Alguma dúvida ou solução?

By miotti

 

            Eu pensei em escrever sobre jovens, mas logo desisti. Pois, escrever o quê? Que os jovens mudarão os rumos do país? Que eles são cheios de vida, de força, de paixões e devaneios? Ou então, dizer que estão todos vendidos ao grande poder monetário e que estão todos corrompidos pelo modo de vida burguês? Não! Chega de chatices! Basta de pensamentos totalitários e de umbigos! Eu, eu quero lhes dar algo a mais! Algo meio-amargo que possam digerir vagarosamente; algo como tapa e sorriso, uma obsessão disfarçada! Algo como o que senti quando li um papel amassado que encontrei no meio da rua. Leiam(!):

 

Sala de espera, Clínica Psicológica Integrados

15:47, 23/04/99

 

            Há espumas escorrendo pelo azul nítido do céu.

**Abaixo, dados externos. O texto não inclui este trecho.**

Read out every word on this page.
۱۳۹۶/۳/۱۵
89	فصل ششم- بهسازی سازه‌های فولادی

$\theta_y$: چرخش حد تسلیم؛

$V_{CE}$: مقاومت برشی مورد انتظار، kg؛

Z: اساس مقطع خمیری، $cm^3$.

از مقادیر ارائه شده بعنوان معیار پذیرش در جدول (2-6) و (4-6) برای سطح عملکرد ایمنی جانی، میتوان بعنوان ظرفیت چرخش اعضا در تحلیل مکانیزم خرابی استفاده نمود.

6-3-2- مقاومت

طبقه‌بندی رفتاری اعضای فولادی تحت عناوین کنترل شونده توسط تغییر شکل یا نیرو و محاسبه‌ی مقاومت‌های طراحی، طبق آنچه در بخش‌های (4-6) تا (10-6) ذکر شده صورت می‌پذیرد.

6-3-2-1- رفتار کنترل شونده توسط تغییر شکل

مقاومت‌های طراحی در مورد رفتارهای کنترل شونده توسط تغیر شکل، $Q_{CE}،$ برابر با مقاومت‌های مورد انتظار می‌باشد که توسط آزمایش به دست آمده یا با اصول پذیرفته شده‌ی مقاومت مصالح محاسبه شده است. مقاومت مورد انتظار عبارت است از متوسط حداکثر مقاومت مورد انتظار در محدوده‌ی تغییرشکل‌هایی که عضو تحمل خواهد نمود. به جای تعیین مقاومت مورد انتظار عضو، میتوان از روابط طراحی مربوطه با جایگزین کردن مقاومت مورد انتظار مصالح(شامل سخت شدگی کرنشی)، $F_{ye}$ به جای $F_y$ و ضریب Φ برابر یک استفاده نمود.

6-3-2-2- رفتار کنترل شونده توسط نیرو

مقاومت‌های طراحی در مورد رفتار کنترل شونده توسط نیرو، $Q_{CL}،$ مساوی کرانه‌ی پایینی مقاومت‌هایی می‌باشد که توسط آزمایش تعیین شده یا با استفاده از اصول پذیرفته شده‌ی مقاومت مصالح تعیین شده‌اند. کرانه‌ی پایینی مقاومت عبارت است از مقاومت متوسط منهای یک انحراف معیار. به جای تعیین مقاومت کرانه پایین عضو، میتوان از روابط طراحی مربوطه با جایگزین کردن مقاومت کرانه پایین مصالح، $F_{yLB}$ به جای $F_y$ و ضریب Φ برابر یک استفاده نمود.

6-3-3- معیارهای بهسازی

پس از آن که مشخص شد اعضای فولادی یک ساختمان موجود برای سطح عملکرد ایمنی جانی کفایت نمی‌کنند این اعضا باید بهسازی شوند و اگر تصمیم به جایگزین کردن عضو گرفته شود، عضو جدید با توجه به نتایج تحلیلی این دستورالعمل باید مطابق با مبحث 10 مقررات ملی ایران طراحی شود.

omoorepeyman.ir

Ao pé da janela há seis vasinhos. Não há quatro esparramados, nem cinco, nem sete apertados, há seis vasos uniformemente dispostos. Três com flores desabrochadas, três sem flores, apenas folhas aveludadas. Há quatro divisões na janela; duas cortadas por persianas; duas claras, como olhos por sobre as montanhas do sétimo andar. O pensamento corre longe sobre a linha do horizonte; às vezes pára e se demora sobre a mesa marrom do centro da sala, sobre o pote transparente com balas. Há dois sofás, quatro almofadas; uma pilha de revistas, outra de gibis sobre uma mesinha escura no canto da sala. Que azul claro, limpo e nítido do céu, às quatro da tarde! Que nuvens tão brancas, que paredes também tão azuis e limpas! Tudo tão claro sob o olhar de quem espera a doutora numa clínica psicoterapeutica…

            Chegou mais um, mais um paciente. Agora são dois nesta sala de espera de clínica psicológica. Enquanto isso a anatomia me torce a boca e enfia meus olhos pelo coração através da janela; surge o mundo que quero estar, repleto de possibilidades. Fazemos parte de algo, eu sei. Uma terceira pessoa, mulher, completa rapidamente a sala: “Guardem este salmo para vocês, em nome de Jesus!” Saiu rapidamente como entrou, levando apenas três balas e dois obrigados. Penso se isso foi gentileza ou desespero, mas, de qualquer forma, não me interessa, eu não a conheço. Também não conheço este rapaz ao lado, de terno e gravata, que acaba de me dizer que chegara uma hora adiantado. Que pena, que pressa! Não me interessa. Bom, também não me conheço, mas já é quatro e quinze, a doutora vai chamar e então direi bom dia ou boa tarde, darei um sorriso um beijo um abraço, e começaremos a nossa conversa afim de que me salve de mim mesmo. Talvez eu quisesse escrever mais alguma coisa…

            -O próximo!

           

 

 

 

 

 

Kaio Miotti.

2 Respostas para “Alguma dúvida ou solução?”

  1. Anne Disse:

    Ahhhh mais é um melhor que o outro…eu lembro quando você escreveu esse!!!
    Parabéns e Parabéns amor!!!

    Bjuuusss!!!
    ;******

  2. Nevilton Disse:

    hey, Kaio!!! muito bom seu texto!!! parabéns!!!

    e olha só… linkamos seu blog lá no Culturanja também!!! grande abraço! tudo de bom! até mais!